In the media's defence, one explanation for this phenomena -- with political stories at least -- is that Canada's governing process has become so impossibly convoluted and drawn-out that a lot of controversies, for all intents and purposes, never do end.

Kelly McParland provides a good example of this in the National Post, where he notes that one of the sexiest crises of our current zietgiest -- the furious, federation-tearing, inter-provincial war over the future of the Northern Gateway pipeline -- may take a full three years to get anywhere near a definitive conclusion.

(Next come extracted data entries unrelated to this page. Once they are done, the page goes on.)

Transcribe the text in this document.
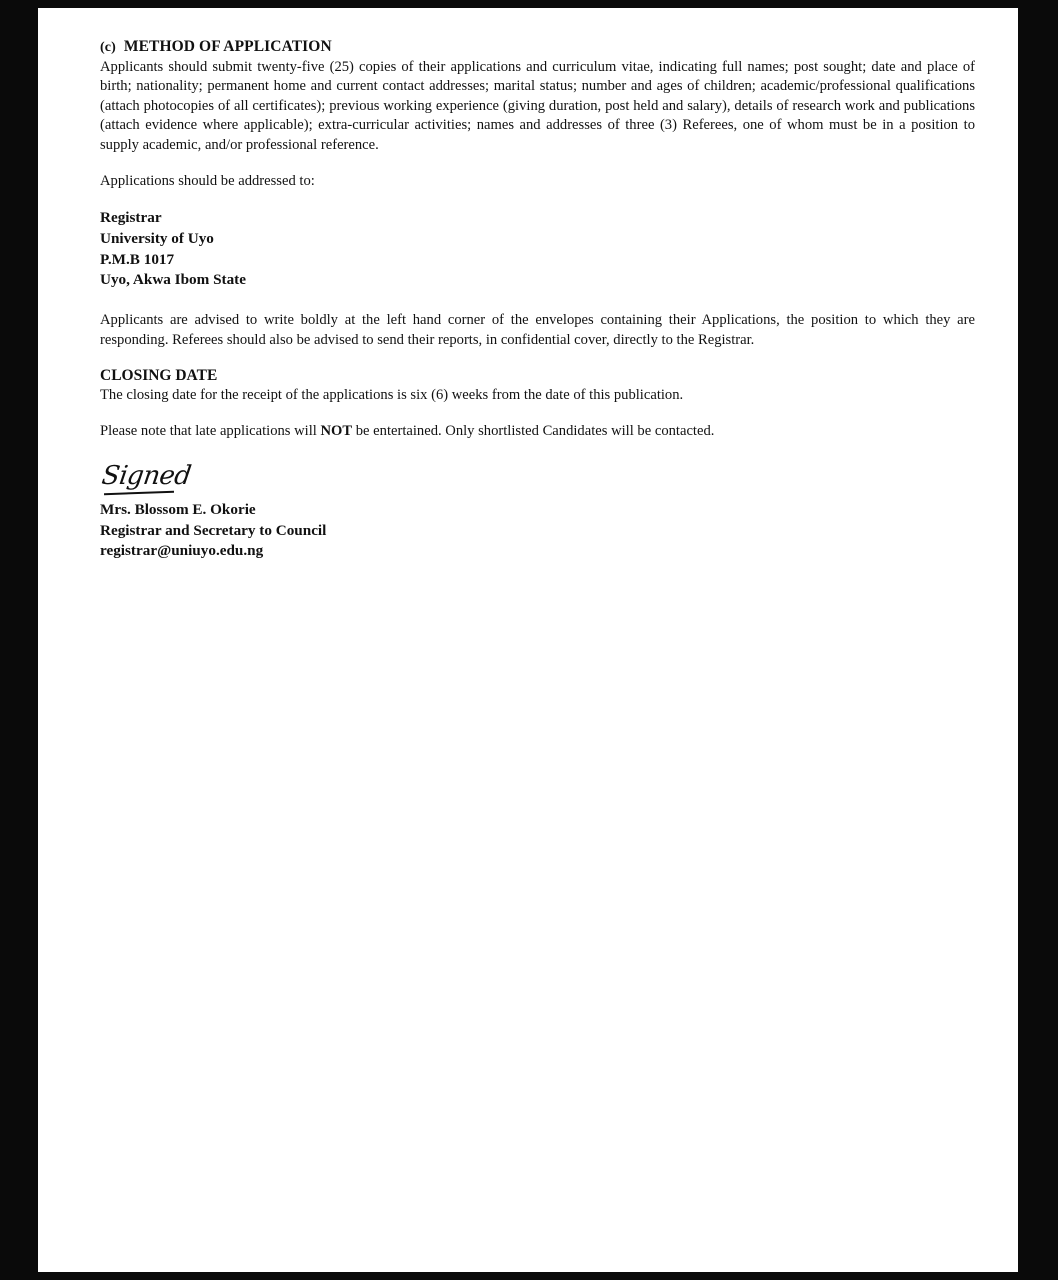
(c) METHOD OF APPLICATION

Applicants should submit twenty-five (25) copies of their applications and curriculum vitae, indicating full names; post sought; date and place of birth; nationality; permanent home and current contact addresses; marital status; number and ages of children; academic/professional qualifications (attach photocopies of all certificates); previous working experience (giving duration, post held and salary), details of research work and publications (attach evidence where applicable); extra-curricular activities; names and addresses of three (3) Referees, one of whom must be in a position to supply academic, and/or professional reference.

Applications should be addressed to:

Registrar
University of Uyo
P.M.B 1017
Uyo, Akwa Ibom State

Applicants are advised to write boldly at the left hand corner of the envelopes containing their Applications, the position to which they are responding. Referees should also be advised to send their reports, in confidential cover, directly to the Registrar.

CLOSING DATE

The closing date for the receipt of the applications is six (6) weeks from the date of this publication.

Please note that late applications will NOT be entertained. Only shortlisted Candidates will be contacted.

Signed
Mrs. Blossom E. Okorie
Registrar and Secretary to Council
registrar@uniuyo.edu.ng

Indeed, his accompanying timeline, rich in far-off deadlines with several possibly game-changing elections sprinkled throughout, really highlights how much of the breathless coverage of the project to date -- the war of words between the two lady premiers, the Native protests, the partisan gossip, the hilarious idea that the pipe could possibly be re-routed through the Northwest Territories -- has just been a lot of myopic headline-filler over non-events that will probably have relatively little impact over whether the thing ultimately gets built.

With this in mind, a little skepticism would probably be justly directed towards pundits like Postmedia's Stephen Maher or the Star's Tim Harper, who've been going around lately spouting one-liners like "you could smell the brake pads burning" on Gateway simply because jolly ol' James Moore said some nasty things about the corporation in charge last week.

Fine, maybe Moore is a "senior minister" in the Tory government and maybe his comments signal the "toughest tone to date" or whatever, but who knows -- within a couple of years maybe there'll be no more James Moore. Or Tory government. Or need for oil at all, following Robo-Harper's 2014 reveal of the secret energy source that powers his people.

What you can be super sure there absolutely won't be, however, is an end.